As if manna from heaven, news spread tonight that the biggest boil on the ass of Chicago sports has had himself lanced.

For more than a decade I’ve longed to write these words.

Mariotti puts down the doughnut, to resign.

It should come as no shock, given that the paper he works for is about two months away from a toe tag.  At the time he signed his new three year contract extension (believed to be worth an absurd $6 million) in June, we joked that it was like Steve Young’s $40 million deal with the LA Express.  Jay had better have gotten the money up front.

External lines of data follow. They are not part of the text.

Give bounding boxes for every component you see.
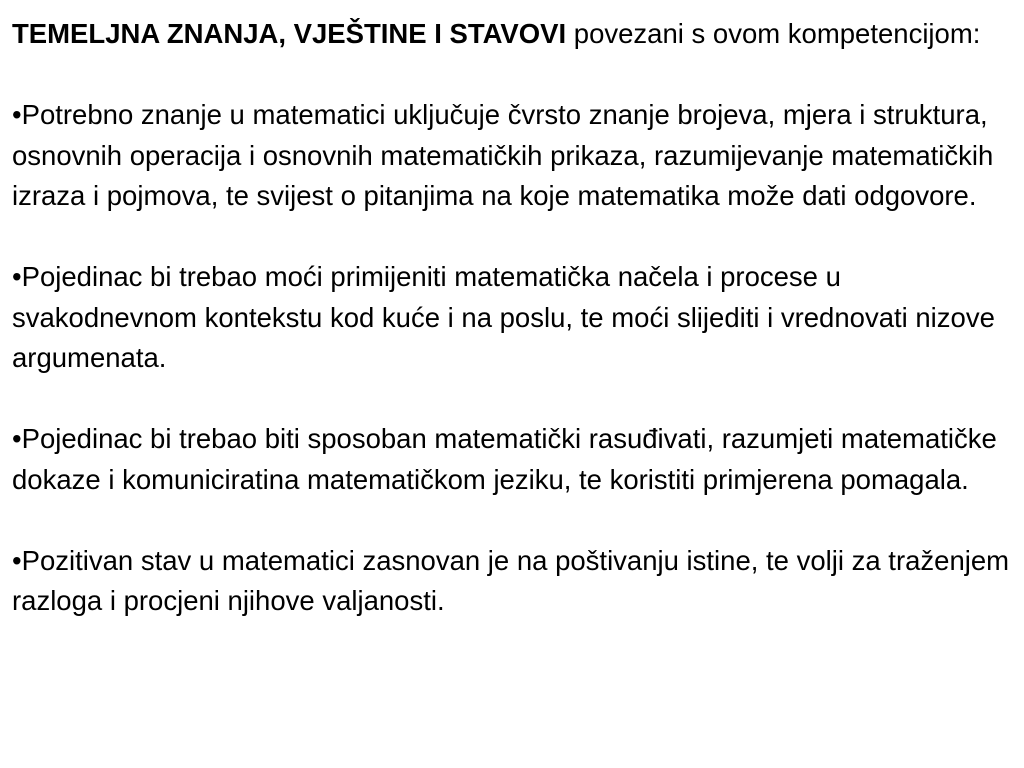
section-heading: TEMELJNA ZNANJA, VJEŠTINE I STAVOVI: [12, 18, 567, 49]
intro-paragraph: [12, 14, 1014, 55]
intro-text: povezani s ovom kompetencijom:: [566, 18, 981, 49]
bullet-attitude: •Pozitivan stav u matematici zasnovan je na poštivanju istine, te volji za traženjem razloga i procjeni njihove valjanosti.: [12, 544, 1010, 616]
bullet-skills-application: •Pojedinac bi trebao moći primijeniti matematička načela i procese u svakodnevnom kontekstu kod kuće i na poslu, te moći slijediti i vrednovati nizove argumenata.: [12, 261, 995, 373]
bullet-knowledge: •Potrebno znanje u matematici uključuje čvrsto znanje brojeva, mjera i struktura, osnovnih operacija i osnovnih matematičkih prikaza, razumijevanje matematičkih izraza i pojmova, te svijest o pitanjima na koje matematika može dati odgovore.: [12, 99, 994, 211]
bullet-skills-reasoning: •Pojedinac bi trebao biti sposoban matematički rasuđivati, razumjeti matematičke dokaze i komuniciratina matematičkom jeziku, te koristiti primjerena pomagala.: [12, 423, 997, 495]
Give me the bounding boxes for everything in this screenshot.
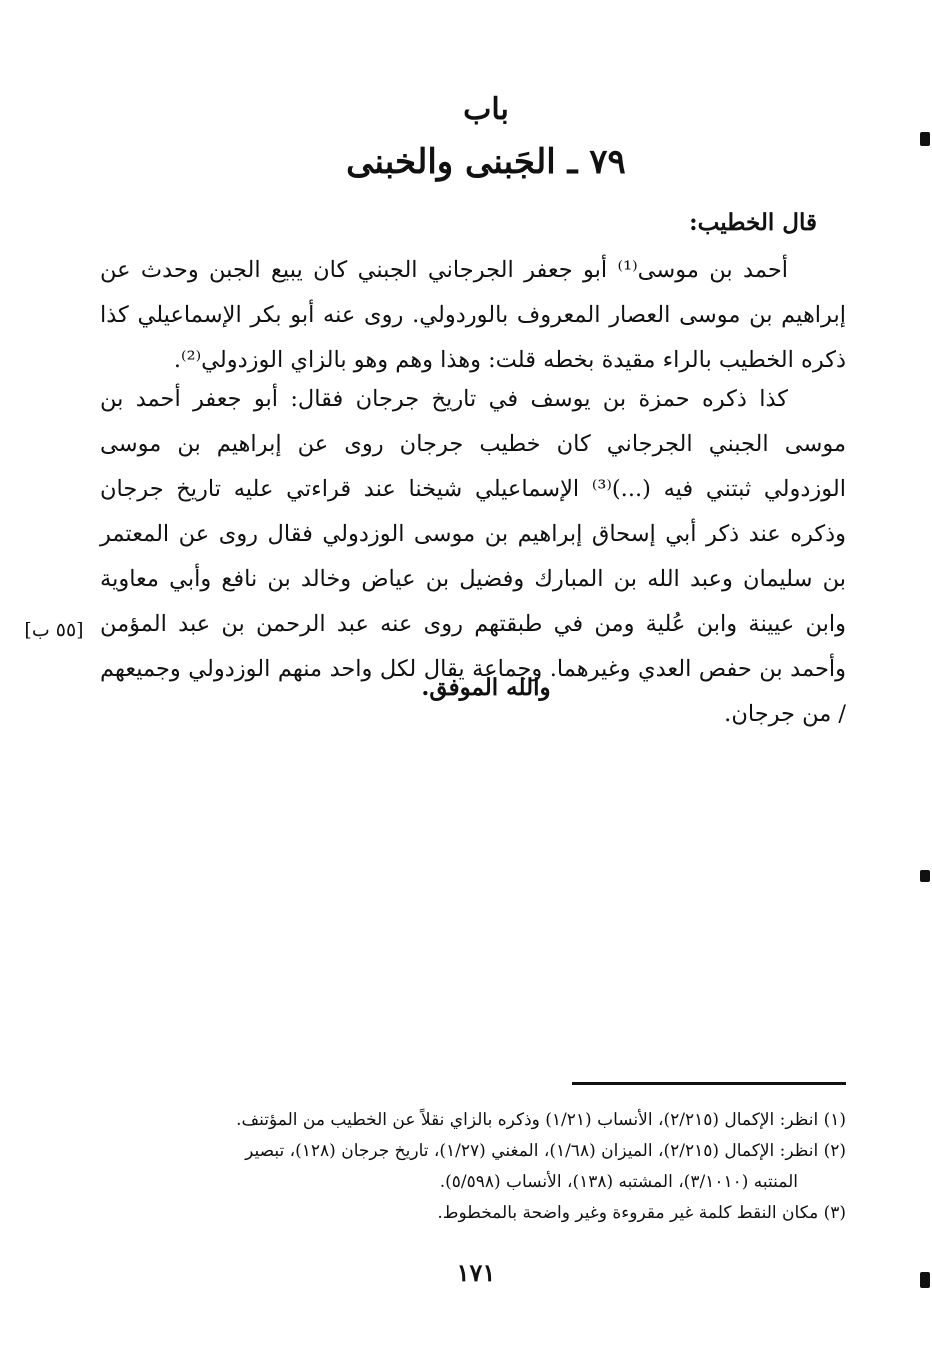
footnote: (٢) انظر: الإكمال (٢/٢١٥)، الميزان (١/٦٨)، المغني (١/٢٧)، تاريخ جرجان (١٢٨)، تبصير xyxy=(245,1141,846,1161)
footnotes xyxy=(98,1105,846,1229)
page-number: ١٧١ xyxy=(456,1258,496,1287)
footnote-continuation: المنتبه (٣/١٠١٠)، المشتبه (١٣٨)، الأنساب (٥/٥٩٨). xyxy=(439,1172,798,1192)
chapter-label: باب xyxy=(463,92,509,127)
paragraph-text: كذا ذكره حمزة بن يوسف في تاريخ جرجان فقال: أبو جعفر أحمد بن موسى الجبني الجرجاني كان خطيب جرجان روى عن إبراهيم بن موسى الوزدولي ثبتني فيه (...)⁽³⁾ الإسماعيلي شيخنا عند قراءتي عليه تاريخ جرجان وذكره عند ذكر أبي إسحاق إبراهيم بن موسى الوزدولي فقال روى عن المعتمر بن سليمان وعبد الله بن المبارك وفضيل بن عياض وخالد بن نافع وأبي معاوية وابن عيينة وابن عُلية ومن في طبقتهم روى عنه عبد الرحمن بن عبد المؤمن وأحمد بن حفص العدي وغيرهما. وجماعة يقال لكل واحد منهم الوزدولي وجميعهم / من جرجان. xyxy=(100,386,846,727)
paragraph-text: أحمد بن موسى⁽¹⁾ أبو جعفر الجرجاني الجبني كان يبيع الجبن وحدث عن إبراهيم بن موسى العصار المعروف بالوردولي. روى عنه أبو بكر الإسماعيلي كذا ذكره الخطيب بالراء مقيدة بخطه قلت: وهذا وهم وهو بالزاي الوزدولي⁽²⁾. xyxy=(100,257,846,373)
scan-edge-mark xyxy=(920,870,930,882)
footnote-divider xyxy=(572,1082,846,1085)
body-paragraph xyxy=(100,248,846,383)
footnote: (١) انظر: الإكمال (٢/٢١٥)، الأنساب (١/٢١) وذكره بالزاي نقلاً عن الخطيب من المؤتنف. xyxy=(236,1110,846,1130)
chapter-title: ٧٩ ـ الجَبنى والخبنى xyxy=(346,142,626,182)
closing-line: والله الموفق. xyxy=(421,674,551,701)
footnote: (٣) مكان النقط كلمة غير مقروءة وغير واضحة بالمخطوط. xyxy=(437,1203,846,1223)
manuscript-folio-note: [٥٥ ب] xyxy=(24,619,84,641)
scan-edge-mark xyxy=(920,1272,930,1288)
speaker-line: قال الخطيب: xyxy=(689,209,817,236)
scan-edge-mark xyxy=(920,132,930,146)
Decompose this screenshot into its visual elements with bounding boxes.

He didn’t, but in the end, he left it all behind anyway.  Who knows the real reason?  It can’t really be that he sees the Internet as his future.

Can it?

In the Tribune (or rather, ironically, on the Tribune Web site) Jim Kirk quotes Mariotti as saying that journalism “entirely a Web site business. There were not many newspapers[in China covering the Olympics].”

That’s so ironic for so many reasons.  He just now is getting the idea that the Interwebs might be a big thing?  He probably is, given that he stopped leaving his house to write about sports about five years ago.  I’m surprised he actually was in China.  I figured his Olympic reports were done Jason Blair style and that he was covering the Michael Phelps races from a booth in the back of the Manhole.

Kirk reports that Mariotti is talking with “a lot of Web sites.”  And that when he e-mailed in his resignation to Sun Times editor  Michael Cooke that Cooke replied, “You kidding?”

Then, I’m sure he pulled a hamstring jumping for fucking joy to be rid of the prima donna dipshit.

Mariotti’s take on what’s happening to newspapers is pretty insightful, actually.

“I’m a competitor and I get the sense this marketplace doesn’t compete,” he said. “Everyone is hanging on for dear life at both papers. I think probably the days of high stakes competition in Chicago are over.

“To see what’s happened in this business…I don’t want to go down with it.”

But come on, what Web site is he going to work for (ESPN.com), I mean what rag would hire this asshat (ESPN.com)?  Anybody have a clue (ESPN.com)?

Right now the Website in the lead for his services is a natural fit for a man of his ilk.

Well, Jay’s gone.  Time to get Downey to finally check into that old age home.